I would much rather be posting about my weekend in Ohio with Shay. I would much rather be posting about what we did. I would much rather be posting about her Graduation and how proud I am of her. I would much rather be posting about our drive home, which I would rather have been posting was an enjoyable drive. But I can't and it wasn't and this week since (has it been a week?) has been the week from hell.
As is the norm with most teenagers, Anna(my exchange student) and I have had some communication issues. You say that is typical? That is what I thought. That was my experience with my own teenage daughter. She did not understand why I needed her to call everyday when she got home from school but I thought we had that worked out. It came out last week that Anna does not know how to clean a bathroom. And since she is responsible for cleaning her own bathroom she needs to know how to clean a toilet, sink and tub. It came out last week that Anna's family has a housekeeper who does these things. Well, I guess when she returns she will know how to clean those things. Well, that was the plan.
You see, I have a neighbor who I thought was helping me out. She would let Anna come over and hang out with them. When she called me on Sunday to ask if Anna could go shopping with her on Monday I told her that I did not have a problem with that but that I needed Anna to ask me. I needed Anna to communicate with me. I explained that we were having this communication issue and I needed her help and asked her not to get in the middle of things. At the same time I asked her not to tell Anna she would do things with her until they had been cleared with me. You see, my thought was that if she mentioned it to Anna first and for whatever reason I said no then I was the bad guy. Are you following me?
Without going into all the gory detail I can tell you that last night I delivered Anna and all of her stuff to the area coordinators home. They are scheduled to conduct a home check on the neighbors this morning (same neighbor as above) who contacted the coordinator while I was on the road and said they would like to take Anna. WTF. This all came out on Tuesday when we drove out to the coordinators house for a meeting that I hoped would help Anna and I understand each other. Anna pretty much had her mind made up that she wanted to leave my house and go to the neighbors. So we arrived home late (again) on Tuesday knowing that one day soon Anna would be leaving and more than likely it would be the neighbors. Have you followed me so far?
Wed came and Anna left for school at the normal time. When she got home she called me to tell me that she was "here". Usually she says I am home. She then went to a neighbor boys house (not the same neighbor) to do homework. She arrived home sometime while I was out mowing the lawn so I did not see her. I came in and Shay started dinner for me while I took a shower. Then I grilled some pork chops and asked Shay to tell Anna that dinner was ready. Anna was not hungry so would not be joining us.

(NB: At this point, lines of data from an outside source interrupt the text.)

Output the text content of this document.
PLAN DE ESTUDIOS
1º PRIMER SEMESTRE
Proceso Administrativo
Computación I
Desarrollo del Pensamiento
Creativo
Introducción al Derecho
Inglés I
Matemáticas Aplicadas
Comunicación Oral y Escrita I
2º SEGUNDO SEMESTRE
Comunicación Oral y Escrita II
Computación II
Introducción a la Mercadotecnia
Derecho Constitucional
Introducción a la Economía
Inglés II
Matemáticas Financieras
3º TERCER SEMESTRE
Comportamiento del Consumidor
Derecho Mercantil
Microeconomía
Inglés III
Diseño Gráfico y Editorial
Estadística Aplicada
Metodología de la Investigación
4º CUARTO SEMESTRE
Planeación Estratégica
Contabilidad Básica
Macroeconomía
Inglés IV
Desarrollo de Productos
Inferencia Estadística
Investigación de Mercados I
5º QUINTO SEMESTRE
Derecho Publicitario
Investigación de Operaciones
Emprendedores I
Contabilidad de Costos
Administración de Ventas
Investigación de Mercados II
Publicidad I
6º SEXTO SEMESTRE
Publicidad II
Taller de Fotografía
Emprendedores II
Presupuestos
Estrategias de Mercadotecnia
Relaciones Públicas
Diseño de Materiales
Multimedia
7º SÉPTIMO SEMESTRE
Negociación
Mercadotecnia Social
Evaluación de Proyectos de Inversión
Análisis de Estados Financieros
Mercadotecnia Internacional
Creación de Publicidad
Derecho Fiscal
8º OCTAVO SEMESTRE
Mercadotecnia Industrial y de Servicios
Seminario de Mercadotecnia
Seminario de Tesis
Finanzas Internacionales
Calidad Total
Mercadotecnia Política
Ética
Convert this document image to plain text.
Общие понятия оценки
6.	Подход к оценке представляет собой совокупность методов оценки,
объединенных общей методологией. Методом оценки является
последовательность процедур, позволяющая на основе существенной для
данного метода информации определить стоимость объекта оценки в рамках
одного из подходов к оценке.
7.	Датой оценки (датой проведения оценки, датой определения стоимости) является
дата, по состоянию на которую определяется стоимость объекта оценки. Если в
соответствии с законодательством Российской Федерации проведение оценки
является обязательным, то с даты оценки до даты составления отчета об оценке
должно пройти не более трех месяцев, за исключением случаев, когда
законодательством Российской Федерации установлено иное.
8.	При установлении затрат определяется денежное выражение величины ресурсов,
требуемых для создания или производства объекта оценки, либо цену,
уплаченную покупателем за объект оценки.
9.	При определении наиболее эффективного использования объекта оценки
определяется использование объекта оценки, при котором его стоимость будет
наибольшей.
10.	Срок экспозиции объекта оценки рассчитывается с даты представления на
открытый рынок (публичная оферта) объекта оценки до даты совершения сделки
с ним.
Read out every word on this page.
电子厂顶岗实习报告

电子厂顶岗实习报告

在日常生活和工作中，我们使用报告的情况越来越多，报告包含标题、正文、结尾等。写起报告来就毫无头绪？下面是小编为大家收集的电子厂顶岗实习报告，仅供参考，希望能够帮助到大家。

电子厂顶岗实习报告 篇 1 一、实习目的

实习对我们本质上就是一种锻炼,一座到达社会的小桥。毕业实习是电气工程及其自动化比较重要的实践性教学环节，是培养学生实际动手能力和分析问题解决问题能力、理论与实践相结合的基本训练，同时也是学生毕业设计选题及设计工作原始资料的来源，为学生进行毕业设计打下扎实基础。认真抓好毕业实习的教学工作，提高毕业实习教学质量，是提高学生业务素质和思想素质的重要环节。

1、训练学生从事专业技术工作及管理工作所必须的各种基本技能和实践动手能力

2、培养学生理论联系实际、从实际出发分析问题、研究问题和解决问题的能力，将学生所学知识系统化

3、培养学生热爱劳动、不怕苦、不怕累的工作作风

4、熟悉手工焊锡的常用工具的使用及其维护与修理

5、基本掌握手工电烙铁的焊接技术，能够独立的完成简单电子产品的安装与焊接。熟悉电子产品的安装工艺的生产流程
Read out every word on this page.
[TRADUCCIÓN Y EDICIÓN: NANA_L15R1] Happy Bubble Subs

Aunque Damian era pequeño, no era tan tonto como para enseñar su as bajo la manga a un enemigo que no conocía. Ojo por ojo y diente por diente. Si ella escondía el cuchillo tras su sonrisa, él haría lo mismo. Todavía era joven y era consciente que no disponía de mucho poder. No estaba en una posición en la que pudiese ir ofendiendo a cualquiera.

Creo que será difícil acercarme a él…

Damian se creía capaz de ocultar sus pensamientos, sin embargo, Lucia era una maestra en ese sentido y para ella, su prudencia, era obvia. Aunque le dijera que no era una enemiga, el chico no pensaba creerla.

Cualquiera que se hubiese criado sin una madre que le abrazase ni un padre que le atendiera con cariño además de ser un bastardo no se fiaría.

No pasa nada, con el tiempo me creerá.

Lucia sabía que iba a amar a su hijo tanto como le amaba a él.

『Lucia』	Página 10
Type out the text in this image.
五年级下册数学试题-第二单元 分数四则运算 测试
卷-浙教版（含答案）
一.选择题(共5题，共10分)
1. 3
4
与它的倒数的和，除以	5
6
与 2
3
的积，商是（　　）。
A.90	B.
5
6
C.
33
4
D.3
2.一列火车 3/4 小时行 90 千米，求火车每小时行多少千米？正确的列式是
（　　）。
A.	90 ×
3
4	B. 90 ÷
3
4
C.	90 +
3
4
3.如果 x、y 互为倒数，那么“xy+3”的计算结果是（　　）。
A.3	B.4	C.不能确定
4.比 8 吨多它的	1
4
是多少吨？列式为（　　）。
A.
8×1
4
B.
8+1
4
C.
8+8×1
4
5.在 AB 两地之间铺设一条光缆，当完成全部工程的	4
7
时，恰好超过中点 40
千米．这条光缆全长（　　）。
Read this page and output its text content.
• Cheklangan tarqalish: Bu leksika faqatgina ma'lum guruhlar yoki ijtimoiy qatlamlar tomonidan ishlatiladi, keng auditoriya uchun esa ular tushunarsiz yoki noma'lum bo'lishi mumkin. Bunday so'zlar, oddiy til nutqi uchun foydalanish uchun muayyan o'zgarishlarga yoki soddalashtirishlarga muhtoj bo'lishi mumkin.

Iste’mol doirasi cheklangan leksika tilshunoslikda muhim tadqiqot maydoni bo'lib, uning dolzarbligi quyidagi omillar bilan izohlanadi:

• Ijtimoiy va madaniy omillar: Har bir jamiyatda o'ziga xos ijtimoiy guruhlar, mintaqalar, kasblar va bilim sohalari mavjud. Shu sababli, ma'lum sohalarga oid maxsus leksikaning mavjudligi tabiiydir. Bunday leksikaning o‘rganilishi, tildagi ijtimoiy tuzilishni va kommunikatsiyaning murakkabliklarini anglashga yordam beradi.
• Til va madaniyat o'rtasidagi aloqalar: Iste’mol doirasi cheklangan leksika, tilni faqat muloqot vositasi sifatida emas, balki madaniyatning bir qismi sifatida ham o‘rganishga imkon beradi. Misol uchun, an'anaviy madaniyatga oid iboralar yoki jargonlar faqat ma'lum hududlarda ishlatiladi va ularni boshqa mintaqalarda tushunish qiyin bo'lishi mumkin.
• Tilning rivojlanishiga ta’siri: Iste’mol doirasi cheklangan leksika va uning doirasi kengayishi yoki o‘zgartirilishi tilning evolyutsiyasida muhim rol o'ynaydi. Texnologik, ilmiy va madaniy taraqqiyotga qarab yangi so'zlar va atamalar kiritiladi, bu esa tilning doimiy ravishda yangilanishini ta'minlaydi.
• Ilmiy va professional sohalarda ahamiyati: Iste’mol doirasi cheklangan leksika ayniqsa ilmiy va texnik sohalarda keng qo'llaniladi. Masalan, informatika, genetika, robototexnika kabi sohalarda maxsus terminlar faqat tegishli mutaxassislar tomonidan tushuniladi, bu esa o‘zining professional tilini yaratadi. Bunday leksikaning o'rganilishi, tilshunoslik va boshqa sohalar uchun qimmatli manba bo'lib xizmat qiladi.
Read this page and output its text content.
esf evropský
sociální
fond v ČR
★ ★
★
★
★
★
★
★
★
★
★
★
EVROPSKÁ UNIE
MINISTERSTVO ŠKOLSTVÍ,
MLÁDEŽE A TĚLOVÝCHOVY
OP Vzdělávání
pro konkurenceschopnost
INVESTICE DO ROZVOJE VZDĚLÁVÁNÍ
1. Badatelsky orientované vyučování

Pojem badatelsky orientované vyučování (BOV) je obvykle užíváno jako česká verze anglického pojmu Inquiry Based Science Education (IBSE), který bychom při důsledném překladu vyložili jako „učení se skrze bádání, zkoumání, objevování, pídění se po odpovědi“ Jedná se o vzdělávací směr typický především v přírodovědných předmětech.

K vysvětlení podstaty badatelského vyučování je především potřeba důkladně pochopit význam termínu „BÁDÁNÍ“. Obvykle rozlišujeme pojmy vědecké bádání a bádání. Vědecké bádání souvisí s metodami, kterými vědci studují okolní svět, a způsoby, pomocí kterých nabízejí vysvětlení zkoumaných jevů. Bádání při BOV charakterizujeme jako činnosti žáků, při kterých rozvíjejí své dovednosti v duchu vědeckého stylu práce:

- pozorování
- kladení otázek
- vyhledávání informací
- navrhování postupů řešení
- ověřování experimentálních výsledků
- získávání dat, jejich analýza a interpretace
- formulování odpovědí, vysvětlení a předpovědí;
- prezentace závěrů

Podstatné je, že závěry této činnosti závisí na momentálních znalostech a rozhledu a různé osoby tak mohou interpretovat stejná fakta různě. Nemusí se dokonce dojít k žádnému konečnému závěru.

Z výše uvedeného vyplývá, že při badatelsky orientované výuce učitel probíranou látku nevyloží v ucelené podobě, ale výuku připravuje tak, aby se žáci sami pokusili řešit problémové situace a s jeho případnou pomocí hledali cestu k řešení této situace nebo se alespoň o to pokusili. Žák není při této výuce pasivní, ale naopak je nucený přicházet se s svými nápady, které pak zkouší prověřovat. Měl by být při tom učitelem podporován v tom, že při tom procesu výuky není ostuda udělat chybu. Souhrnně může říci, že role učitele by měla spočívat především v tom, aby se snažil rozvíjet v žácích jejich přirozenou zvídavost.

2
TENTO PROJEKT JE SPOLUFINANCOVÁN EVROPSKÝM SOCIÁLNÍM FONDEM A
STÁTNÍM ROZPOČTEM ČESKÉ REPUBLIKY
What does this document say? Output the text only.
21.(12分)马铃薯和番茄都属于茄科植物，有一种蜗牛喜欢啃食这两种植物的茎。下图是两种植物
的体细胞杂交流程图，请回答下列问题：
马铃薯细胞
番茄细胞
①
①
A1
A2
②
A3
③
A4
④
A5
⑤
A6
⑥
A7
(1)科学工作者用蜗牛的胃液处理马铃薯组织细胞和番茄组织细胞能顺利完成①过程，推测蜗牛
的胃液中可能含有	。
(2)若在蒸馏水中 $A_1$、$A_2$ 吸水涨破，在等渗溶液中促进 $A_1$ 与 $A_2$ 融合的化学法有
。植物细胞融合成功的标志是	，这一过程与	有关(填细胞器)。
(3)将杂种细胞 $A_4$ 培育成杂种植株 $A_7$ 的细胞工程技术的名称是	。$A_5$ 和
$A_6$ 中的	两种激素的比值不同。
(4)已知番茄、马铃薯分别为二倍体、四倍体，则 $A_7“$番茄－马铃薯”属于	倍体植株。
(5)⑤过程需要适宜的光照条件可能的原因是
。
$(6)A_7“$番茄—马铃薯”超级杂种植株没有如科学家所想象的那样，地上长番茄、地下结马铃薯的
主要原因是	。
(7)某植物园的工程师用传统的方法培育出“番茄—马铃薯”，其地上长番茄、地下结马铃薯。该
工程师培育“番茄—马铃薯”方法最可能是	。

Thursday morning came and again Anna left for school. This time when she got home Shay was here. I had forgotten my cell phone anyway. I told Shay to ask Anna if she needed anything for her costume for Friday (lat night) as we had tickets to the Disney Not So Scary Halloween Party. Anna said that she didn't think I wanted her there and that she did not want to ruin my time. So they talked a bit and I got home around 6pm. Shay told me that Anna said she was tired and was going to bed. Again, are you following me?
I felt like Shay and I were walking on egg shells. Not know what to say and having this person living in the house who obviously did not want to be there. I called the coordinator and after speaking for a while it was decided that I would take Anna out there. So yesterday after Anna got "home" from school we packed up and drove out there. Shay and continued on to Disney as we decided to go toe the Halloween event. Pictures to come. We got home after 1am. I went into Anna's room and found a note on the bed that she had written me. Basically the "it's not you, it's not me, it just is".
Don't get me wrong, I am not angry or mad at Anna. She is a kid. Of course she wants to be at the fun house. I was going to teach her how to clean toilets, sinks and tubs. I was teaching her to consequence of not planning ahead for homework and having to tell the teacher why you don't have your homework done. She told me at 6:30 on Sunday that she needed to go to Walmart to print some pictures for an assignment that was due on Monday. It should have been done before she went with the exchange program to Disney all weekend.
So now I have to live across from Anna and these neighbors for the next 9 months. I then have to live across the street from these people (who I thought were friends) for the rest of the time that I live in Florida. They had their house on the market for almost a year and just took it off within the last month.
So hubby told me yesterday that one of the Marine Officers that he is in school with told him the story about his friend who had an exchange student. The same thing happened to them. The student became friends with the neighbors and asked to be moved. And get this, the student was from Sweden. I think the program makes it too easy for them just to say I want to be moved when the going gets a little tough. I have been having conversations with Anna's father and he was helping me figure out ways to communicate with Anna.
How did I go from being The Best State and the Best Family to this?